Several factors are still able to form a strong resistance to the growth of oil prices. Firstly, the US president-elect Donald Trump may announce debureaucratization measures during his first days in office. The measures could maximize US oil and natural gas production. Trump may also announce new energy regulations allowing faster authorization of new energy infrastructure and other energy projects. This move promised during Trump’s election campaign would fit into his broader agenda of expanding energy production. The new US administration might significantly expand oil and gas drilling opportunities.
Secondly, Trump may withdraw the US from the Paris Agreement of 2015, an international treaty to combat climate change and limit the rise in global temperature by reducing fossil fuel emissions.
Moreover, the prospect of weak demand from China, which is one of the main oil buyers, remains valid. Crude oil import to China fell in 2024 for the first time in two decades.
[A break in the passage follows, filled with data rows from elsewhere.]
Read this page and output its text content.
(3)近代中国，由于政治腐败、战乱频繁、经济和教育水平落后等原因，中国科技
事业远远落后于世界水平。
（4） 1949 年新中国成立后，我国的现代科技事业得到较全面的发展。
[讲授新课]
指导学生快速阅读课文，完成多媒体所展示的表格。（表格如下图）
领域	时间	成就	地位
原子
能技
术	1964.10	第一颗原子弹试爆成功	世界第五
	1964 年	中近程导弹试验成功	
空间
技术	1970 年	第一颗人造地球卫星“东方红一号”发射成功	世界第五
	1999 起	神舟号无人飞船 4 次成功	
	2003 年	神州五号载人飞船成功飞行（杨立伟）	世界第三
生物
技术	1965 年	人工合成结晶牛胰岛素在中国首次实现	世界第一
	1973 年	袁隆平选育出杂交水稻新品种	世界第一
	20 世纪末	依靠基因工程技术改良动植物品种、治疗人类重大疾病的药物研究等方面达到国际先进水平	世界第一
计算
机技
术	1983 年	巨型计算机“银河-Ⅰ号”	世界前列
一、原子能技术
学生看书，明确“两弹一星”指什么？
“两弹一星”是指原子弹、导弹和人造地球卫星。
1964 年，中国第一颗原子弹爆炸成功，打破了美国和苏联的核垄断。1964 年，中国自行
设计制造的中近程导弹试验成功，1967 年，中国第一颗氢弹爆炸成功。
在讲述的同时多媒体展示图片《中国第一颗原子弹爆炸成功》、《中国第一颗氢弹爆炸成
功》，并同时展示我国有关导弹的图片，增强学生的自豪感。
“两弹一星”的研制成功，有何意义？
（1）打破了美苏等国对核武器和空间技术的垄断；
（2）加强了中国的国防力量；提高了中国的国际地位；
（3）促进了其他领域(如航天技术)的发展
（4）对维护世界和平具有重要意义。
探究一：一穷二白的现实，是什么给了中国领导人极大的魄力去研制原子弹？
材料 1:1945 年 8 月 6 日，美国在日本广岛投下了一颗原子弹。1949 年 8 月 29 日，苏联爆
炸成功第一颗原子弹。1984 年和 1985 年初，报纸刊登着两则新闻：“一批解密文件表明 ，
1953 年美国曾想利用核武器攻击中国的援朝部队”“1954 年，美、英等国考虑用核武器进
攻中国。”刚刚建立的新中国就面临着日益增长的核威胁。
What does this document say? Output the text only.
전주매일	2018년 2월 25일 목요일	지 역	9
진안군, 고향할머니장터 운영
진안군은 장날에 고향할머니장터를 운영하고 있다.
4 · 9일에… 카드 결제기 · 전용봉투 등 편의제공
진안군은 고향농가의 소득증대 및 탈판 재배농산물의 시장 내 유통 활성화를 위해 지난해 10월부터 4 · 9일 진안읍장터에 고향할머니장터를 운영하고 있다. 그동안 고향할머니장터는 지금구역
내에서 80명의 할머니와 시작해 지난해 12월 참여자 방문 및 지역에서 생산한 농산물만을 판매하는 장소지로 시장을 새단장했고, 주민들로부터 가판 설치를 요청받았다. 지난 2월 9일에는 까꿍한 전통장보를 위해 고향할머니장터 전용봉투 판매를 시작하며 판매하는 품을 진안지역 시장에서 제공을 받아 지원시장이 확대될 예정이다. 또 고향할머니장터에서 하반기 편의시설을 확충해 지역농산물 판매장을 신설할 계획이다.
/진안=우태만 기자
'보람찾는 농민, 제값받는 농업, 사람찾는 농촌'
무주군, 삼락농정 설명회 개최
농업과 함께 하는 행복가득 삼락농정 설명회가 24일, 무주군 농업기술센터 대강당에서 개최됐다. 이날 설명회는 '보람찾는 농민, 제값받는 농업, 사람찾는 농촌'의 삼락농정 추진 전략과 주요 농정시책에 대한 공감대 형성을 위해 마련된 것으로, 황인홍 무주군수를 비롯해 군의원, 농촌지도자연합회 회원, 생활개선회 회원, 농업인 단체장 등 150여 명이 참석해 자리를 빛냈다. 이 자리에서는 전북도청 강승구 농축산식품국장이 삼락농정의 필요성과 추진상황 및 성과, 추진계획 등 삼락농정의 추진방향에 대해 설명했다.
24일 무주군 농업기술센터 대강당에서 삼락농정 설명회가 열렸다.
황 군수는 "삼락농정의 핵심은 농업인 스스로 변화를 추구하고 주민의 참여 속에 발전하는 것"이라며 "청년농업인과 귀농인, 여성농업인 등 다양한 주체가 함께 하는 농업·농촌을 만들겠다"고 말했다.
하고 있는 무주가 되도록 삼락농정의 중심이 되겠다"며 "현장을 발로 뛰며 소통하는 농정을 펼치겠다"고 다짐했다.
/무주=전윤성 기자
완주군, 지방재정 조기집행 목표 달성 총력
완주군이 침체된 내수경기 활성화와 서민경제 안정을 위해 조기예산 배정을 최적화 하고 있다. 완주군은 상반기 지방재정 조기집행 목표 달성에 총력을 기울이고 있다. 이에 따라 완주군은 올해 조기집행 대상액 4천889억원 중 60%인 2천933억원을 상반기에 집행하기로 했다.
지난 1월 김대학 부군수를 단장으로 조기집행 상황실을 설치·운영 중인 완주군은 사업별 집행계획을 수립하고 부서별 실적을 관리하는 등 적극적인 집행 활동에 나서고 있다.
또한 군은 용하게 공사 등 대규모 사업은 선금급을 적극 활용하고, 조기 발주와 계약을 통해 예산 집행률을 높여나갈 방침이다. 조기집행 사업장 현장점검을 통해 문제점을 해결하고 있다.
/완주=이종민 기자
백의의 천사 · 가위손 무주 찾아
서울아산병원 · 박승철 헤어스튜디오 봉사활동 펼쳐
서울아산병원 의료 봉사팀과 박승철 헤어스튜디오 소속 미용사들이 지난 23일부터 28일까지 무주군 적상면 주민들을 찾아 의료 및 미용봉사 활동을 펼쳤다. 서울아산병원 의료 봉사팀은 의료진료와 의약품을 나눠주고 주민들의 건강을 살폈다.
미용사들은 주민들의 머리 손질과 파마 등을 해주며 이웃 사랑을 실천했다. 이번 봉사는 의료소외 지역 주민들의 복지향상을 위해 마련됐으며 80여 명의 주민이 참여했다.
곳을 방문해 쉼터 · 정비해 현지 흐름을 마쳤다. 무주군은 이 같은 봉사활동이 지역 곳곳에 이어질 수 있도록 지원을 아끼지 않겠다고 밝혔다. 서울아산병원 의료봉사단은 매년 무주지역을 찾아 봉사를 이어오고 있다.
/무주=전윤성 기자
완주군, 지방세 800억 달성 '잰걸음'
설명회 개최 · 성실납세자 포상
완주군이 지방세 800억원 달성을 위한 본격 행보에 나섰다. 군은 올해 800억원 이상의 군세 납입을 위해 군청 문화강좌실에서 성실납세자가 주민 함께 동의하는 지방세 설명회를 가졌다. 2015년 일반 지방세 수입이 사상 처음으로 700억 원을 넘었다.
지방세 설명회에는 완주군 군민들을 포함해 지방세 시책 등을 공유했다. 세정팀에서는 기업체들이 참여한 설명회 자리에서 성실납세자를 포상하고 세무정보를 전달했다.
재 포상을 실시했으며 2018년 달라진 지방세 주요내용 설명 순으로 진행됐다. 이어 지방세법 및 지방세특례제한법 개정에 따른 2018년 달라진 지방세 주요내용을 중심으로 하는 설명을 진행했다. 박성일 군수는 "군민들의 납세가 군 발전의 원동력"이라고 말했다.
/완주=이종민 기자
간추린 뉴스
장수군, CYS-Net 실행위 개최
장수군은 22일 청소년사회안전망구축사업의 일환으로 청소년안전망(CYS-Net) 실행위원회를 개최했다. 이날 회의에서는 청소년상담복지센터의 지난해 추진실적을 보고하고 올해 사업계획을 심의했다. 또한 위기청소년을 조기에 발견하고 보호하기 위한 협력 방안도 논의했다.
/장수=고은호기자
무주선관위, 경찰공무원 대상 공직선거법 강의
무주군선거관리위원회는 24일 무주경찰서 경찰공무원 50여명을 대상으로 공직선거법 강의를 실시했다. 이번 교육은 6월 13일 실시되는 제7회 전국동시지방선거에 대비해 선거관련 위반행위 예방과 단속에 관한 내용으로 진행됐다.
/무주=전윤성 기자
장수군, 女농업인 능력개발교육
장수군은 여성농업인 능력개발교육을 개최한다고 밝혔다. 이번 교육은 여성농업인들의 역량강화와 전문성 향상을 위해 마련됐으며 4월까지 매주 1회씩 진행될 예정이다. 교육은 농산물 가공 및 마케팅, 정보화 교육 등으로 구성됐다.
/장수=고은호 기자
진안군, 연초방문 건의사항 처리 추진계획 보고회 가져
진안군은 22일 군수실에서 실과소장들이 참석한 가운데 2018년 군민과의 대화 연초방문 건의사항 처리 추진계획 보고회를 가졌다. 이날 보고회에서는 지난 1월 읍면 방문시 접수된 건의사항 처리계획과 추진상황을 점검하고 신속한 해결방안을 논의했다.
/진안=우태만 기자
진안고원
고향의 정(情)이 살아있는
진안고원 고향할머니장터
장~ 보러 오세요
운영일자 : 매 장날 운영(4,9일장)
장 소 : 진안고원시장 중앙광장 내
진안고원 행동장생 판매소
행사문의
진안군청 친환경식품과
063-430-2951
From the technical point of view, Brent aims to close the gap formed at the beginning of this trading week. The Brent prices are targeting the psychological level of $80.0 per barrel.
The overall recommendation is to sell Brent oil.
Profits should be taken at the level of 80.0. A Stop loss could be set at the level of 81.8.
The volume of the opened position should be set in such a way that the value of a possible loss, fixed with the help of a protective Stop loss order, is no more than 1% of your deposit funds.
This content is for informational purposes only and is not intended to be investing advice.